第三对需要通过权利配置去解决和协调的矛盾关系是法院和其他主体之间的关系。
    这其中最敏感的问题是法院和检察院之间的权利配置关系,涉及到现行民诉法中规定的民事检察监督制度的改革。除此以外涉及法院和社会公众的关系,公法中权力的行使不仅仅影响当事人,也会对社会公众产生间接的、甚至直接的影响。涉及公共利益的问题能否诉讼,按照我们民事诉讼法的规定,公共利益诉讼是无法受理的,这实际涉及法院与公众的权利配置,我主张公众对涉及公共利益的案件有权起诉,不受现行民事诉讼法第108条“直接利害关系”的限制。另外还涉及到法院和媒体之间的关系。媒体对司法的影响很大,媒体一定要坚持一个“事后”原则,对司法具有评价性的新闻,表扬也好,批评也罢,一定要在裁判终了之后才能进行,否则就有干涉司法之嫌,可能影响司法独立。所以说,广义上的权利配置也涉及到了法院和社会其它主体之间的关系。

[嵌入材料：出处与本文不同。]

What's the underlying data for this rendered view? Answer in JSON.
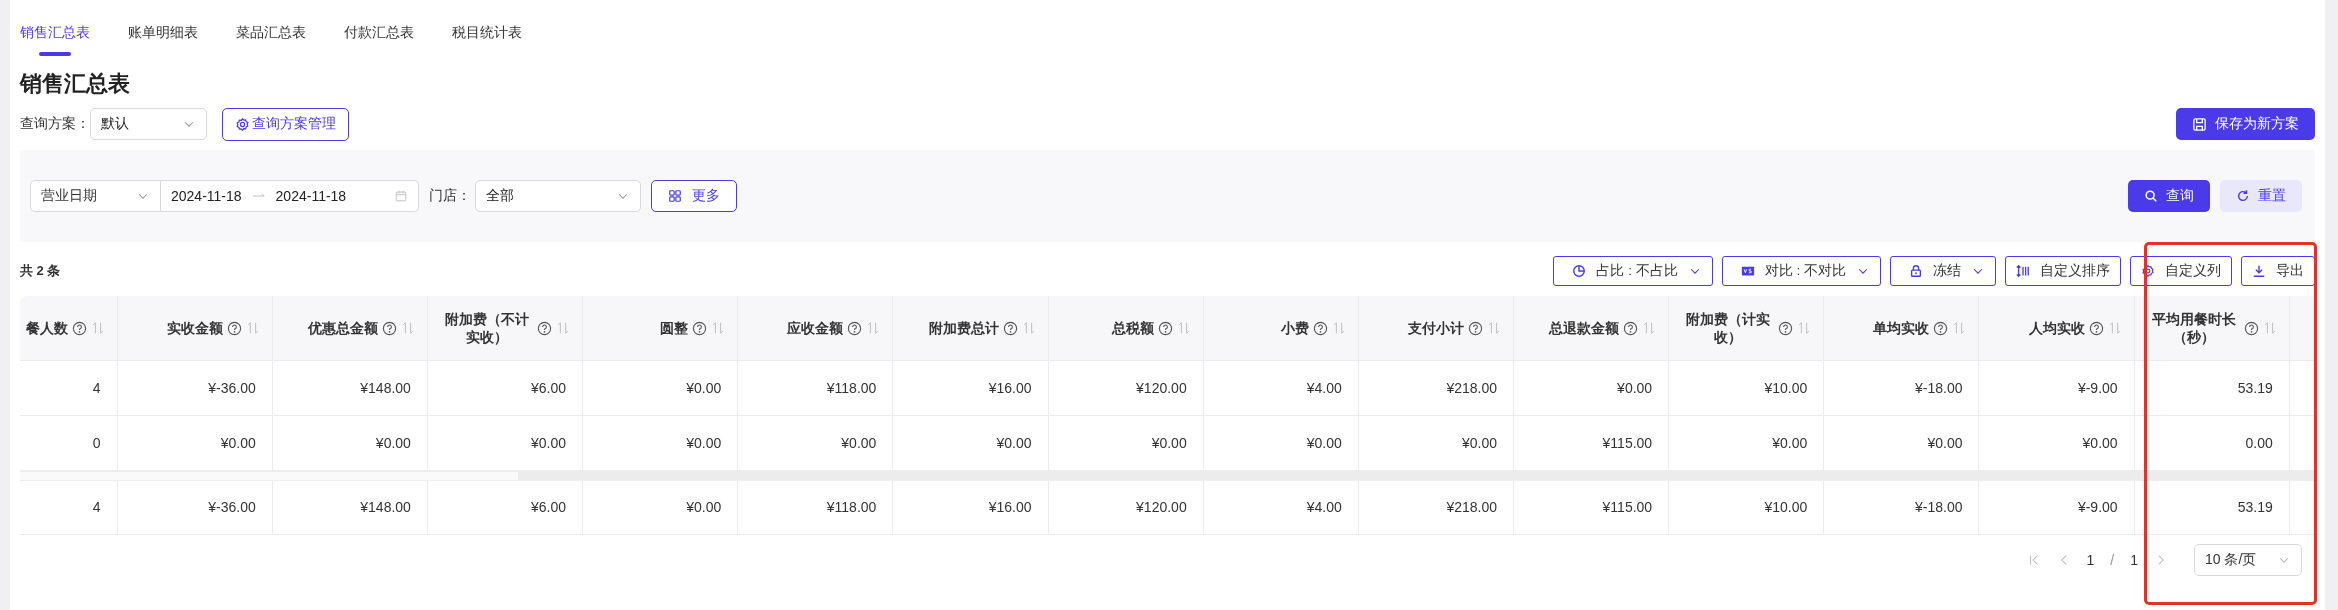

    这里重点谈一谈法院和检察院之间的权利配置关系。1982年的民诉法中规定了人民检察院对于人民法院的审判活动有权实行法律监督,如何监督?却没有任何制度上的细化规定。1991年的民诉法对此做出了一点修改,除了规定人民检察院对于人民法院的审判活动有权进行监督这个原则之外,同时规定了法院的判决生效之后,检察院有权抗诉。我们把这样一种“抗诉”或者说“监督”,也称为“事后监督”。对此争议很大,一种意见认为审判权具有终结性,检察院不应当具有事后抗诉的权利;另一种意见认为,事后监督是必要的,应当保留,而且还不够,应当扩大检察院对民事诉讼的监督范围,增加民事检察监督的方式。我个人意见是,民事检察监督应该保留。审判权具有终结性,所以其它任何机构都不能自行改变法院的裁判,但是不等于说其它机构对裁判不能监督,不能提起监督程序。事后抗诉只是提起监督的程序,是否改判仍然是法院的权力,这与审判权的终结性没有矛盾。我也主张应当赋予检察院对民事案件的起诉权。当然这种起诉权应当限定在与公共利益相关的领域。根据西方国家的惯例和我国的具体情况,可以考虑限定在身份关系的案件和消费者利益、环境污染、纳税人利益、弱势群体利益、反垄断等公益诉讼案件中,对这些案件赋予检察院起诉权。对检察院做这样的权利配置,有利于扩张司法的社会功能,真正用法治的手段管理社会。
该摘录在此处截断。